After offering some answers to this question I will consider some simple cases of "I" inspired from recent semantic analyses (analyses of the meaning and use of the word "I"). One of these cases is an example given by the contemporary philosopher John Perry: (1) "I am making a mess." In analyzing the difference between such a proposition and the proposition (2) "John Perry is making a mess," Perry shows how the presence of an indexical like "I" wreaks havoc in the account of propositions and beliefs in the tradition of analytic philosophy to which he belongs. This is because the difference between (1) and (2) cannot be explained by considering only their respective content (the state of the world they are describing: in both cases, that John Perry is making a mess). To account for (1) ("I am making a mess") one needs to take into account the attitude of the speaker or thinker who asserts the truth of the proposition, and the relation of this attitude to action. In other words, in asserting a proposition in the first person, one always asserts it from the standpoint of an agent, even if the latter is sometimes an agent only with respect to the activity of thinking the proposition. I show how this analysis retrospectively sheds light on the celebrated Cartesian argument: "I think, therefore I am" and the role of "I" in this argument.

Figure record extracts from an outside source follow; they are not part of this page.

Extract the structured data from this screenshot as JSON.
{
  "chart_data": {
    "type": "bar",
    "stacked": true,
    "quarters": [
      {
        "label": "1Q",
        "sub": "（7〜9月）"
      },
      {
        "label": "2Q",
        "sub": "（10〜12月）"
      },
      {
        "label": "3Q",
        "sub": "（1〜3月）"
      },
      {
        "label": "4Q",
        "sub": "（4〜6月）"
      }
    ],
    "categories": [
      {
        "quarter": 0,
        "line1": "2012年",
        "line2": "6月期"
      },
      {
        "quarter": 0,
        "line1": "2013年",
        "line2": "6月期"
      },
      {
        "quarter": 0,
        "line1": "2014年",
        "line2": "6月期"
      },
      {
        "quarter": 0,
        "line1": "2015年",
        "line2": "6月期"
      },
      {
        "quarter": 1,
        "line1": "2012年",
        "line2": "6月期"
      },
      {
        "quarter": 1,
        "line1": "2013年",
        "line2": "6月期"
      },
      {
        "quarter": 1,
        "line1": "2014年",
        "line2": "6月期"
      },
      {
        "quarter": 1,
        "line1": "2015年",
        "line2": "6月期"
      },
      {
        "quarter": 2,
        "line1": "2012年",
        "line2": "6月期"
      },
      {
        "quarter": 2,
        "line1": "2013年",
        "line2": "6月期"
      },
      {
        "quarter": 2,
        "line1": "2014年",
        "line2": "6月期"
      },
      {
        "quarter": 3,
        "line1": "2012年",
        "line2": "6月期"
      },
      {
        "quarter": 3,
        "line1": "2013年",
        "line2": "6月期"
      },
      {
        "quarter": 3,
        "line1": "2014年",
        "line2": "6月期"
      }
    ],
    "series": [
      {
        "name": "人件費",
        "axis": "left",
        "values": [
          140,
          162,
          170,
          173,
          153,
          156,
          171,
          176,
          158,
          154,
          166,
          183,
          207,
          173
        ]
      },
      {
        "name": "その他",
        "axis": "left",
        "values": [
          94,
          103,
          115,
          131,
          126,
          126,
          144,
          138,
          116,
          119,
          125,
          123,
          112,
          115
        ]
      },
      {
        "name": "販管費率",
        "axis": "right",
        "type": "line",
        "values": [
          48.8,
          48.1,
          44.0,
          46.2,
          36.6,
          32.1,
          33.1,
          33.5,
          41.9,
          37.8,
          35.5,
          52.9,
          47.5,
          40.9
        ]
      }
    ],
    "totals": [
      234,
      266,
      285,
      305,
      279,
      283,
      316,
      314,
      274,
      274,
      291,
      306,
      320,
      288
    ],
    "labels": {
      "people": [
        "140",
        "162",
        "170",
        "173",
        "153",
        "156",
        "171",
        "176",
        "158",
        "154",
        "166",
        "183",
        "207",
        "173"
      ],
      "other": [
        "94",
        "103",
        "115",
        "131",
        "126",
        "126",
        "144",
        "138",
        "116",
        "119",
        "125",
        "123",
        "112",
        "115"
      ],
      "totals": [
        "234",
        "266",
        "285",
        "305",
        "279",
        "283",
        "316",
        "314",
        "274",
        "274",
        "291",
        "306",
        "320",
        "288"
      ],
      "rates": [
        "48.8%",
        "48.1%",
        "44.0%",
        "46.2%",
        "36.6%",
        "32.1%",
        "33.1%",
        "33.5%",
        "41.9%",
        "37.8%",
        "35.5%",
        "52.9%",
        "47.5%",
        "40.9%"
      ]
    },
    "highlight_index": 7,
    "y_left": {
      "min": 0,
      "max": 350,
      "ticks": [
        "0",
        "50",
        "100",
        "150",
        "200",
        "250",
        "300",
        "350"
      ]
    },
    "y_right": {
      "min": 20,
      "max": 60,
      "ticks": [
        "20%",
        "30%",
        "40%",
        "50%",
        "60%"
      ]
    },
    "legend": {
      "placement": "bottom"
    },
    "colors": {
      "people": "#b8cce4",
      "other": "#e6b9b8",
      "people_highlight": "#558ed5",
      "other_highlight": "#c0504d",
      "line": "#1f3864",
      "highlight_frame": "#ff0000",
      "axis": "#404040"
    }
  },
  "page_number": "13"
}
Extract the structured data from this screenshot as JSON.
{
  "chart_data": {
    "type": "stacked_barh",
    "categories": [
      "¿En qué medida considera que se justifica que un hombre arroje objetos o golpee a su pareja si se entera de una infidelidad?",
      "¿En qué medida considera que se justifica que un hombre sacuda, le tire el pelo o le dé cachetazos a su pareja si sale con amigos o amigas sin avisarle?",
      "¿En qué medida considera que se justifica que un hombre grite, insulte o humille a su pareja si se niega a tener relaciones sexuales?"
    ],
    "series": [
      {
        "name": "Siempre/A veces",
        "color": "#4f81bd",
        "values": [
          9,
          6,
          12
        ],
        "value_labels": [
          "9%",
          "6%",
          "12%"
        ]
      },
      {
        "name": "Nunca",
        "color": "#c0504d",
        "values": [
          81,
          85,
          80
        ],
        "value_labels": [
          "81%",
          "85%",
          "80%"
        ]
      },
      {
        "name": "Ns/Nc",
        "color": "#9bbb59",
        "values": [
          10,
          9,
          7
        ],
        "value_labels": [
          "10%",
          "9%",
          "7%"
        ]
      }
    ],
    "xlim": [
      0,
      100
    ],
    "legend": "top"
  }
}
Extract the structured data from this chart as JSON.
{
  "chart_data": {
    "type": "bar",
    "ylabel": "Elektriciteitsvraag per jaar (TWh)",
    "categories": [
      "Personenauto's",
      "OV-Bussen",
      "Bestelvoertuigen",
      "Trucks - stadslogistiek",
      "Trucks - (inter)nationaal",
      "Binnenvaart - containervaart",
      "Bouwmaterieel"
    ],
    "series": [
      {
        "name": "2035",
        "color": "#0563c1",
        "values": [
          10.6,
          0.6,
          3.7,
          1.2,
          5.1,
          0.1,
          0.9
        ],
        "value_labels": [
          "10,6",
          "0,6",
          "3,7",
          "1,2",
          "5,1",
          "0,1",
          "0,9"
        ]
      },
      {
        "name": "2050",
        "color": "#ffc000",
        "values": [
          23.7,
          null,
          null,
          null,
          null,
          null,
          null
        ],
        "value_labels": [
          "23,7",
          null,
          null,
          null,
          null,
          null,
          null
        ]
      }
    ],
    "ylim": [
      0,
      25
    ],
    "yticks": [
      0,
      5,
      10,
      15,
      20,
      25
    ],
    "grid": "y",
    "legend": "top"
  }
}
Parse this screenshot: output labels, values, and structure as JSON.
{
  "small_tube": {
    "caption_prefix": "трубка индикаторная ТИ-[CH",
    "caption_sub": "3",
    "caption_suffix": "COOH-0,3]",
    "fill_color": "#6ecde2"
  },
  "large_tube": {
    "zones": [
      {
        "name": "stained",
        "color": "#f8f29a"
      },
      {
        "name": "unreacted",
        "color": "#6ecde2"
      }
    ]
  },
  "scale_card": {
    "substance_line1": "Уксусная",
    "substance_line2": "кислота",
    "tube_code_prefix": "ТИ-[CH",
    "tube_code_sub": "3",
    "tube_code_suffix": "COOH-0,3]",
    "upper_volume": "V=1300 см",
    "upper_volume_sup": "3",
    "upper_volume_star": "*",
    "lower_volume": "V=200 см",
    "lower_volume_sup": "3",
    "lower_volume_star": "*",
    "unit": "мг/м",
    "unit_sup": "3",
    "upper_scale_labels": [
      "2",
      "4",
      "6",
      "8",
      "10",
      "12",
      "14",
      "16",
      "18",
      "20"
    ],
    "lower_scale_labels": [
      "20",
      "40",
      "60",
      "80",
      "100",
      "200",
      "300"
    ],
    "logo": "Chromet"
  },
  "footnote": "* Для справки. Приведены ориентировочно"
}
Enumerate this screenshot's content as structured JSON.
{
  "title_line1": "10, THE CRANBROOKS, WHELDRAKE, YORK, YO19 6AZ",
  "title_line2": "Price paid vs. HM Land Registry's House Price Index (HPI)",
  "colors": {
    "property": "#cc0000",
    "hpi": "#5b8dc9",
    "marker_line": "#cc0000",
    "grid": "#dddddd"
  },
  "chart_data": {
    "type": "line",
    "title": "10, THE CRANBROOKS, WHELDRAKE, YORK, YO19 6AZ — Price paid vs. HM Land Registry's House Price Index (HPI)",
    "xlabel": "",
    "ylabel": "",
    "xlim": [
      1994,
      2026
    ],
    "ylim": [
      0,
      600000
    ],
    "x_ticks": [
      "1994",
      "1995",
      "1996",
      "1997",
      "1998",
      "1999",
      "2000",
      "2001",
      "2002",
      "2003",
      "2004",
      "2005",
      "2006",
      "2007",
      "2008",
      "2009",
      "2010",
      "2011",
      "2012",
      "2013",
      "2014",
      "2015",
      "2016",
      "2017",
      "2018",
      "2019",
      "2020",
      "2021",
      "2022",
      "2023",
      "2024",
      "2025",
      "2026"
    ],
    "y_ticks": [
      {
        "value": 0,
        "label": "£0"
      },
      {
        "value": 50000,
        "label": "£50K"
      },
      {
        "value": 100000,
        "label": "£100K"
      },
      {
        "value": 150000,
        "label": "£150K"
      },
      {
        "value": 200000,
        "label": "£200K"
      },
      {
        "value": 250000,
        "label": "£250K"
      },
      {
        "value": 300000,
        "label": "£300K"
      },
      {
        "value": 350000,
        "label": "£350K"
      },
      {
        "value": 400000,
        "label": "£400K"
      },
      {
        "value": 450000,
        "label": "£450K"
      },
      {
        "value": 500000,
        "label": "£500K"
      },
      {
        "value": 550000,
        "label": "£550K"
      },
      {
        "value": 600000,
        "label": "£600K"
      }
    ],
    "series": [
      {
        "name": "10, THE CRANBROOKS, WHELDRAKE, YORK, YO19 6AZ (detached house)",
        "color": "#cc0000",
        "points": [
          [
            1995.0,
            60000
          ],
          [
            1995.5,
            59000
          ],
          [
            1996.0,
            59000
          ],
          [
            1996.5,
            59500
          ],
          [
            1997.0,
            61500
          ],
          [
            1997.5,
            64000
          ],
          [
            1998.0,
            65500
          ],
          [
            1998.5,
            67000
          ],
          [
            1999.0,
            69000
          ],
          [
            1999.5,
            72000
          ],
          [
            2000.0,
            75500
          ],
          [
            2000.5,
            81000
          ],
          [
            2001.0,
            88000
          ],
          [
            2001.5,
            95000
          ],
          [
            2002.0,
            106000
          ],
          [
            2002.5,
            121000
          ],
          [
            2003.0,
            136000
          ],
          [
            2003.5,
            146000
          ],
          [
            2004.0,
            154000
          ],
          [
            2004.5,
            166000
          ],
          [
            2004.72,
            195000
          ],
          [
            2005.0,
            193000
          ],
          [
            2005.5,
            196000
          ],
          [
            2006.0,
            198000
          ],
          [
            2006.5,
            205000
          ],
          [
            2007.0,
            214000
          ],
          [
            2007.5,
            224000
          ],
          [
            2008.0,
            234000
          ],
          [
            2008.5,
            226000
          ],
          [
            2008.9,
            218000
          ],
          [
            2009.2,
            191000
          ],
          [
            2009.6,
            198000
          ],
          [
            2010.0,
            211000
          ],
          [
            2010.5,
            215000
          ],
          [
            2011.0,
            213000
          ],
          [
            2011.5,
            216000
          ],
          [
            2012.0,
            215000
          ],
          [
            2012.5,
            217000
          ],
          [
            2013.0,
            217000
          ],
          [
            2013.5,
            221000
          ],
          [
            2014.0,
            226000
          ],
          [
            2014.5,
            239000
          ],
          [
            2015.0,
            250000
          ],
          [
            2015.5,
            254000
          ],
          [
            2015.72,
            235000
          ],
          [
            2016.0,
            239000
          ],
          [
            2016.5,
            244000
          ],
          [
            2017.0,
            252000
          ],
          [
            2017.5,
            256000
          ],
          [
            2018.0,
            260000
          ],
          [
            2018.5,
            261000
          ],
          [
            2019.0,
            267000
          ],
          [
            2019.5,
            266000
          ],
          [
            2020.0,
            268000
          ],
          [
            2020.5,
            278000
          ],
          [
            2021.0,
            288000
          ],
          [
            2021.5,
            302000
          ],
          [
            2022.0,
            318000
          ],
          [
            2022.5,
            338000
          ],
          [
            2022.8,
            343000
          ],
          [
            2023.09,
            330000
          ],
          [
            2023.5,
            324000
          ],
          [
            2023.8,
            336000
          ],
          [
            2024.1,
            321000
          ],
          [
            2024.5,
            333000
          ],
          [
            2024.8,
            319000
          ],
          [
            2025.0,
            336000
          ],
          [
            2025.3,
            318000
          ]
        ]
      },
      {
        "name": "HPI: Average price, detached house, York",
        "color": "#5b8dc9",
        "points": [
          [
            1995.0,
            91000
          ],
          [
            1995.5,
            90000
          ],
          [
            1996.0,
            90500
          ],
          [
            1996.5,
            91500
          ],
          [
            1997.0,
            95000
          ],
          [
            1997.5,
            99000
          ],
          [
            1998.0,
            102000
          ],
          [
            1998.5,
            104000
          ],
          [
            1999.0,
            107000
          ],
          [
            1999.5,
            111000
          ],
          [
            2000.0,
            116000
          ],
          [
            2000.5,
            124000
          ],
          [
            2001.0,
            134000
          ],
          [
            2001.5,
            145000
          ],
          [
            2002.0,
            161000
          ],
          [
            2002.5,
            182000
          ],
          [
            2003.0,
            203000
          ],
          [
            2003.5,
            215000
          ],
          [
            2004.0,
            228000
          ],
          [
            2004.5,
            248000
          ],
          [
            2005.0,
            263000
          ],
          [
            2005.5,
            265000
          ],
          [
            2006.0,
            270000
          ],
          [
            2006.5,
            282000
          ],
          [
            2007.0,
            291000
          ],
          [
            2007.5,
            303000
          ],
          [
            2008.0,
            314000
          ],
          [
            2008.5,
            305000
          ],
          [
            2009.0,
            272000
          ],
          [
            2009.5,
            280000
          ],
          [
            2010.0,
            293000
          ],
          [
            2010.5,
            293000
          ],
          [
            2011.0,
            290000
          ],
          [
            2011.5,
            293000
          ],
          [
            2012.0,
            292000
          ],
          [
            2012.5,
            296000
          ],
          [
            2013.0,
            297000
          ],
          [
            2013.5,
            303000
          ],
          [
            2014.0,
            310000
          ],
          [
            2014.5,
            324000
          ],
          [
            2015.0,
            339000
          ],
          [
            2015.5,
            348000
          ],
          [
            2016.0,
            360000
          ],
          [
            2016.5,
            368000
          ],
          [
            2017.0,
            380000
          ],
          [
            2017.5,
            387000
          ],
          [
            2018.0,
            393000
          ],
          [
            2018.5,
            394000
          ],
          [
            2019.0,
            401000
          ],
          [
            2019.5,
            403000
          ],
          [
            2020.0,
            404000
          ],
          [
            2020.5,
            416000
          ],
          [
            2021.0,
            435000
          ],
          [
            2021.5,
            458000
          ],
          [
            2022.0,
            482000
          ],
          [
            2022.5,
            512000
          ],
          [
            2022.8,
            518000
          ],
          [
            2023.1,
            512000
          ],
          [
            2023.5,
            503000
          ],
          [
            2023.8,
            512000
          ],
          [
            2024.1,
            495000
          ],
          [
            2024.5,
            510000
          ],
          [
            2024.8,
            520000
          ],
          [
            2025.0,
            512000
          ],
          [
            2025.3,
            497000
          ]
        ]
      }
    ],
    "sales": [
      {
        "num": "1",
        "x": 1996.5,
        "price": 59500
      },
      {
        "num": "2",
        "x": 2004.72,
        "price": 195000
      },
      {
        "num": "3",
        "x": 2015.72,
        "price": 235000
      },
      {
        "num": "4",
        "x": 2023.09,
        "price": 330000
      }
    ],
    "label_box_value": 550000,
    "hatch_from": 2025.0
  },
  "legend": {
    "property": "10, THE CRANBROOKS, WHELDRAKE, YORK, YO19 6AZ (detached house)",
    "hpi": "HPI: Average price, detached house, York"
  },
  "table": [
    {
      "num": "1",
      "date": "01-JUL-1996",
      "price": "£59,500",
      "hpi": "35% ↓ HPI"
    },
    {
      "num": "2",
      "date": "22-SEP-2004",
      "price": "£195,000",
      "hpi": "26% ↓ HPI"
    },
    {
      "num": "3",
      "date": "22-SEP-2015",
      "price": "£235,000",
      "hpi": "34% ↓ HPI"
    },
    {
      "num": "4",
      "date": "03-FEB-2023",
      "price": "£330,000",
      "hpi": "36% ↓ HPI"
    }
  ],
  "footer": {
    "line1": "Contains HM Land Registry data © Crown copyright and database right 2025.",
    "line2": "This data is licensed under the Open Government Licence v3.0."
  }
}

The difference between a purely descriptive standpoint (or third person standpoint - "John Perry is making a mess") and the standpoint of an agent (or first person standpoint - "I am making a mess") is further explored by way of another distinction, within the use of "I": the so-called "use of 'I' as subject" and the "use of 'I' as object" introduced by Ludwig Wittgenstein in his Blue Book. This second distinction, I suggest, is related to a distinction between different kinds of self-consciousness or self-awareness: here linguistic/semantic analyses converge with psychological descriptions and epistemological accounts of knowledge. The question becomes: what is, or what are, the kinds of relation to ourselves and to others as conscious beings involved in the various ways in which we use "I"? Some insist on the fact that self-consciousness is always consciousness of one's own body, and correspondingly "I" refers to the body. Others characterize self-consciousness (and the corresponding use of 'I') as being a way of ordering one's own mental contents rather than being the consciousness of a particular entity. I think it can be both (namely: it is sometimes one, sometimes the other), and an interesting question is how each aspect relates to the other. I discuss the question by drawing examples from Maurice Merleau-Ponty's Phénomenologie de la perception , Oliver Sachs's The man who mistook his wife for a hat, Antonio Damasio's Descartes' Error, Immanuel Kant's Kritik der reinen Vernunft, Sigmund Freud's "Ich und Es," and Jacques Lacan's "Le Stade du miroir."
Finally, I consider the relation between self-consciousness, our use of the thought and the word "I", and the notion we have of our own identity as persons. I consider some paradoxical features in classical accounts of the latter and I show how the account of "I" and self just given might help resolve these paradoxes.